Setup of a multi-camera USB3 vision camera system
There are two methods to set up a USB 3.0 multi-camera system: a point-to-point network and a star network.
When using a star network, the cameras are connected to a hub. The hubs is connected to the PC’s host controller. It should be taken into account that the host controller’s maximum bandwidth should not be exceeded.
This is due to that individual cameras from different ports all consume from the single bandwidth of the host that is connected to the hub. The entire bandwidth in this application is also dependent on the speed and/ or resolution of each separate camera. Using passive cables exceeding a cable length of 4.5 meters is advised against for this setting, where else the entire system will be susceptible to interruptions.
With a point-to-point network you connect each camera directly to a host controller. It should be taken into consideration that the host controller and motherboard or PC its bandwidth is not surpassed, each separate camera needs a certain capacity of bandwidth. This is determined by the speed and/ or resolution of the camera.

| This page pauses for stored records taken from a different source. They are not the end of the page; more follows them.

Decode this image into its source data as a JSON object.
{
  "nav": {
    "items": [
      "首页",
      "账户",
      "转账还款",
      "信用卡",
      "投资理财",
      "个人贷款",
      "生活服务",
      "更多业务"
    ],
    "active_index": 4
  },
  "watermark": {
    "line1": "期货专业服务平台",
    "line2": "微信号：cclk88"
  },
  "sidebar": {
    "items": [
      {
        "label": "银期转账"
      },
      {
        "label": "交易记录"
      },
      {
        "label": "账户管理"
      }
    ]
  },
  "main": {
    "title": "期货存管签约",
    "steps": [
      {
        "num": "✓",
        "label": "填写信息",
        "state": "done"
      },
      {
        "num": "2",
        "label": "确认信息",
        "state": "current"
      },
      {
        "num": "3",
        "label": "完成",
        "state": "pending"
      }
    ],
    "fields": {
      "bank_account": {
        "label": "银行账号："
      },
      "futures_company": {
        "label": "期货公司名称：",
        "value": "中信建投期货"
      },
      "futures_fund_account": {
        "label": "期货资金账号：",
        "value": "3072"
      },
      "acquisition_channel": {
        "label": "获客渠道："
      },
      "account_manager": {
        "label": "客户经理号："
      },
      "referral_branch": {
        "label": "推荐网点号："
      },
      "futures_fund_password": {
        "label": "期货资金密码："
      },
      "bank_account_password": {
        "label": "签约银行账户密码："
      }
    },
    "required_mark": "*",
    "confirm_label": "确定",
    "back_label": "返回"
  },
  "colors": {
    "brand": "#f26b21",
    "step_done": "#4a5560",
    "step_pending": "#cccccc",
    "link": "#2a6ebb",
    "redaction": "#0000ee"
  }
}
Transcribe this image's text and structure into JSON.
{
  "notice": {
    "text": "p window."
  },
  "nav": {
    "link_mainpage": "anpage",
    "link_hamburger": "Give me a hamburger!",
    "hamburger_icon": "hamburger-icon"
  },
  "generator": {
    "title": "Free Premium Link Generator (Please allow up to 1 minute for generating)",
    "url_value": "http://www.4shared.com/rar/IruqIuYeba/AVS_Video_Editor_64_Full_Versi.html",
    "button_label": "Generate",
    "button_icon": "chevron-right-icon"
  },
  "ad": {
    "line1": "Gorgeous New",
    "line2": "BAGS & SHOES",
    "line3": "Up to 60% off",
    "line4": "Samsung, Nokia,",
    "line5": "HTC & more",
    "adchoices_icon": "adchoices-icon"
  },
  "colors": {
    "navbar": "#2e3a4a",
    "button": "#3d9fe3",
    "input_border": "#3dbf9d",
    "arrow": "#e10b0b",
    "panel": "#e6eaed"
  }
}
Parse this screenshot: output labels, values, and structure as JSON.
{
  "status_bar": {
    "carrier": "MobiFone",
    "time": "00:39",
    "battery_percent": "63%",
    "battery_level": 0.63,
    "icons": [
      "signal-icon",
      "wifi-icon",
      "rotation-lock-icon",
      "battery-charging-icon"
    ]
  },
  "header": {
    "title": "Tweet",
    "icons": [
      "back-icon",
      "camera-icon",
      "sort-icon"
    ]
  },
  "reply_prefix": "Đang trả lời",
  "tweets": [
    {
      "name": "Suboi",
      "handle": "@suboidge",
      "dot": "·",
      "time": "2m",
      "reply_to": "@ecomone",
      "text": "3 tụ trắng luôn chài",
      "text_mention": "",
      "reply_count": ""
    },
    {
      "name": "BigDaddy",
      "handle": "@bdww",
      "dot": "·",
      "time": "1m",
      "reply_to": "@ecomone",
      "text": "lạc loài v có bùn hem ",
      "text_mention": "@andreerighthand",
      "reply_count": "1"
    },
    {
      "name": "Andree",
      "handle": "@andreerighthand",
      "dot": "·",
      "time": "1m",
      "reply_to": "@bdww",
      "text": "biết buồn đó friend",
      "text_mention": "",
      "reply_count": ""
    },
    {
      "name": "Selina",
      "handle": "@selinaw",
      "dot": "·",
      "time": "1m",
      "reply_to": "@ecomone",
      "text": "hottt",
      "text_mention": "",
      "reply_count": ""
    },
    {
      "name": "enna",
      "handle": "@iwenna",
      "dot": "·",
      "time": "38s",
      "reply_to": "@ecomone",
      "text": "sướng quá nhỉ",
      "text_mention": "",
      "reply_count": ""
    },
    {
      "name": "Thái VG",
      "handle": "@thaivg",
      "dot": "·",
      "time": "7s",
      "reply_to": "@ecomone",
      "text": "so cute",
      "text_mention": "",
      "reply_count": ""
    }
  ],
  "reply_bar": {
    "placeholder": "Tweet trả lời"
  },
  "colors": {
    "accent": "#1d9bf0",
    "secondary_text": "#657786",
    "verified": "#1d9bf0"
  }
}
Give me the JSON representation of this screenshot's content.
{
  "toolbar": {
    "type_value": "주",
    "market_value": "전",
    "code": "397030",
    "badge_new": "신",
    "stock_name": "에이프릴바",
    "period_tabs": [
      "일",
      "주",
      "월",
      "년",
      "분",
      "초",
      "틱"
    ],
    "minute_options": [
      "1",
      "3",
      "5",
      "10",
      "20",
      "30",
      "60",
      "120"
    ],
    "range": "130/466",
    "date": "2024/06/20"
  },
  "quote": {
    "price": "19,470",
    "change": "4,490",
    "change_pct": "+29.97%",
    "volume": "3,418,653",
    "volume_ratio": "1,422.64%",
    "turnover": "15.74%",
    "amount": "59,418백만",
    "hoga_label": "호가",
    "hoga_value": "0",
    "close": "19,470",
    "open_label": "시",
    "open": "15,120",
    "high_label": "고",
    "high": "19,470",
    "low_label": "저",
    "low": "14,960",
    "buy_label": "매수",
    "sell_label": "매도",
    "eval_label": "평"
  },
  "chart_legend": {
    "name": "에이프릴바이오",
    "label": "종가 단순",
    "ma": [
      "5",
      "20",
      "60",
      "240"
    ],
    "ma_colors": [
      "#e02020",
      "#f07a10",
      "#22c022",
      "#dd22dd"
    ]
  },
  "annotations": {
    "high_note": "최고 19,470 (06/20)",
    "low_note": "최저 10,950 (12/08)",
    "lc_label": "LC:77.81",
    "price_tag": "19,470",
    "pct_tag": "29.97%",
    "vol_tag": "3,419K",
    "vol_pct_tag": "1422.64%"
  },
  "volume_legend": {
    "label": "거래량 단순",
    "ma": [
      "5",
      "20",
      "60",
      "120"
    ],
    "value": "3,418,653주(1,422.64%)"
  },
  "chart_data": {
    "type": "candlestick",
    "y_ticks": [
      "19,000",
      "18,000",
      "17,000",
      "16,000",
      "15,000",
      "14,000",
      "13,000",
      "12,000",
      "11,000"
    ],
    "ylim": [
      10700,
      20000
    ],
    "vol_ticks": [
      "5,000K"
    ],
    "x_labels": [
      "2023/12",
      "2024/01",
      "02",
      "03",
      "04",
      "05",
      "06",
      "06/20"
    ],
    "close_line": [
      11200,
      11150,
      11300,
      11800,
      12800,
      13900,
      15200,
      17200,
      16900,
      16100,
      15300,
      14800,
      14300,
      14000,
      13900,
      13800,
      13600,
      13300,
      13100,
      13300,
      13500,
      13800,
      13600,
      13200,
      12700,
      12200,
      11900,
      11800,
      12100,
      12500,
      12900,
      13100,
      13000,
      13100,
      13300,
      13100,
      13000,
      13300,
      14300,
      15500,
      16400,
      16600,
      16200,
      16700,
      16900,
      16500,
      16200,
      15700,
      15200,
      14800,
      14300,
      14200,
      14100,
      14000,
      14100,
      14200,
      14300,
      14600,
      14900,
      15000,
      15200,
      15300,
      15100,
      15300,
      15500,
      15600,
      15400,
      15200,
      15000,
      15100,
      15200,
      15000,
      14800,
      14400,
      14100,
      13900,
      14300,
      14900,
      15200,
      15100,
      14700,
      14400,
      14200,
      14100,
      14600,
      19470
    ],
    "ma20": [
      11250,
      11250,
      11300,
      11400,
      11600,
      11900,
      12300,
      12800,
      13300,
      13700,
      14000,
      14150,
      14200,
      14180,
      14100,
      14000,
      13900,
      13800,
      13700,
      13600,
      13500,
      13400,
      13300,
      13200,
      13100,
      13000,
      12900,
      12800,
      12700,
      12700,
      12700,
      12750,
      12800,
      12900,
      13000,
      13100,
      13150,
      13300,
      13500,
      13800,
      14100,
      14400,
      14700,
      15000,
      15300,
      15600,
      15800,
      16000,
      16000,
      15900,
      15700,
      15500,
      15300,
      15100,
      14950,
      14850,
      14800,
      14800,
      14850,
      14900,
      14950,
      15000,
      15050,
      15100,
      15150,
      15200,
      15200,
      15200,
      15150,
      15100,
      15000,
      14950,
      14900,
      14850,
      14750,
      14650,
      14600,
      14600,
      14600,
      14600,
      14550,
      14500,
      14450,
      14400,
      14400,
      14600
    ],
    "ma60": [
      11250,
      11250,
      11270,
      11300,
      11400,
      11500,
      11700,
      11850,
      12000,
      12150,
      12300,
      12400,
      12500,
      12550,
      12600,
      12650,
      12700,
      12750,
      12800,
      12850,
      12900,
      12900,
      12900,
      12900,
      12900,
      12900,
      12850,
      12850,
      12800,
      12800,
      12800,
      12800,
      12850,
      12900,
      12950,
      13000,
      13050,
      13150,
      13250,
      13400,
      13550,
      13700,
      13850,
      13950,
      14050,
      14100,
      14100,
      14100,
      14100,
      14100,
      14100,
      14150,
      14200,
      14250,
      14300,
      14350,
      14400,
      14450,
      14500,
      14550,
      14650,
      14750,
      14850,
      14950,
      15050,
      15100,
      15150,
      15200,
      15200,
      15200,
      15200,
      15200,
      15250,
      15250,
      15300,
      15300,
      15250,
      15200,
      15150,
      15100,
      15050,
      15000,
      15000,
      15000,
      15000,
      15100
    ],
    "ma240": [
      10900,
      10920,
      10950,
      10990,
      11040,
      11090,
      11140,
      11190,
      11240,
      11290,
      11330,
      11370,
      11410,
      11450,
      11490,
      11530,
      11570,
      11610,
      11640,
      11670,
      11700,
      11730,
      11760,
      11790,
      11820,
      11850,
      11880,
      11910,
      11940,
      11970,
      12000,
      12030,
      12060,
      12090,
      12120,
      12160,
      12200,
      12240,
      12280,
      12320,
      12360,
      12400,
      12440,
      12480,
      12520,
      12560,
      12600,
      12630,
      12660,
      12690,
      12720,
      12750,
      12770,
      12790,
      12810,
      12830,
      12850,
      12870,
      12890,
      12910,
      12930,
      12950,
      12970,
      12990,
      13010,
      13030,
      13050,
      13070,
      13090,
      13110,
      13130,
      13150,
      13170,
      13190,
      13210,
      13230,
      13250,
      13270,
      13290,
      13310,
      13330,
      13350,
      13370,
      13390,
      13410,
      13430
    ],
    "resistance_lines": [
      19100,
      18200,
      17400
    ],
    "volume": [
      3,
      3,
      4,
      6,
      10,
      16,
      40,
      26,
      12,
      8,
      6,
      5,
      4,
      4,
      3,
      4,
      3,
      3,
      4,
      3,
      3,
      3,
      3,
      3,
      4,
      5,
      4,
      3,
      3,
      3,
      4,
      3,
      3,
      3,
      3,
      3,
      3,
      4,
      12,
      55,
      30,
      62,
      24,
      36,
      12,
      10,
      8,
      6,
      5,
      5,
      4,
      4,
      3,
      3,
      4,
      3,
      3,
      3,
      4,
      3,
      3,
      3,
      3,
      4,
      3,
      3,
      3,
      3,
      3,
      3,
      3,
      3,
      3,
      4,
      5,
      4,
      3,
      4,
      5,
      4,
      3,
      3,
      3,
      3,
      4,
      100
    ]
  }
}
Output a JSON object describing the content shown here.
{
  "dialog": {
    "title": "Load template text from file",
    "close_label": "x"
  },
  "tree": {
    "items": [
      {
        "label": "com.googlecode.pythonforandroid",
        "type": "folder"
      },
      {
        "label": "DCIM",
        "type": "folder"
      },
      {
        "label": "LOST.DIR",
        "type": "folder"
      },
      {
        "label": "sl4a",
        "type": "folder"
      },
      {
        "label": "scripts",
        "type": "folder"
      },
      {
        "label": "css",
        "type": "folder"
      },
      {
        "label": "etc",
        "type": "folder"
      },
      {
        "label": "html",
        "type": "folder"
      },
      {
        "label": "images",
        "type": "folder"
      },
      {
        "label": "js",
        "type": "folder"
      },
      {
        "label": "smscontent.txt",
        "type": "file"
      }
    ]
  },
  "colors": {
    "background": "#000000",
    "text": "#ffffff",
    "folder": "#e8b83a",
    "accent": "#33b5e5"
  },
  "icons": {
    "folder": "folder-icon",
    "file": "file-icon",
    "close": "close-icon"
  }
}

Using a passive cable with a cable length longer than 4.5 meters is not recommended in this setting, the entire system will then be prone to disruptions.
The future of USB3.0 Vision cameras
We expect USB 3 to solidify its position in the marketplace by attaining a bigger market share over the next years and becoming with GigE the dominating interface. This replicates the USB 3.0 Vision standard as a flexible and standard interface. Great benefits of this standard are that it is simple to use and setup and widely available. When all variables and technical requirements are taken into consideration, then building a stable USB3 vision camera
system should be easy and affordable.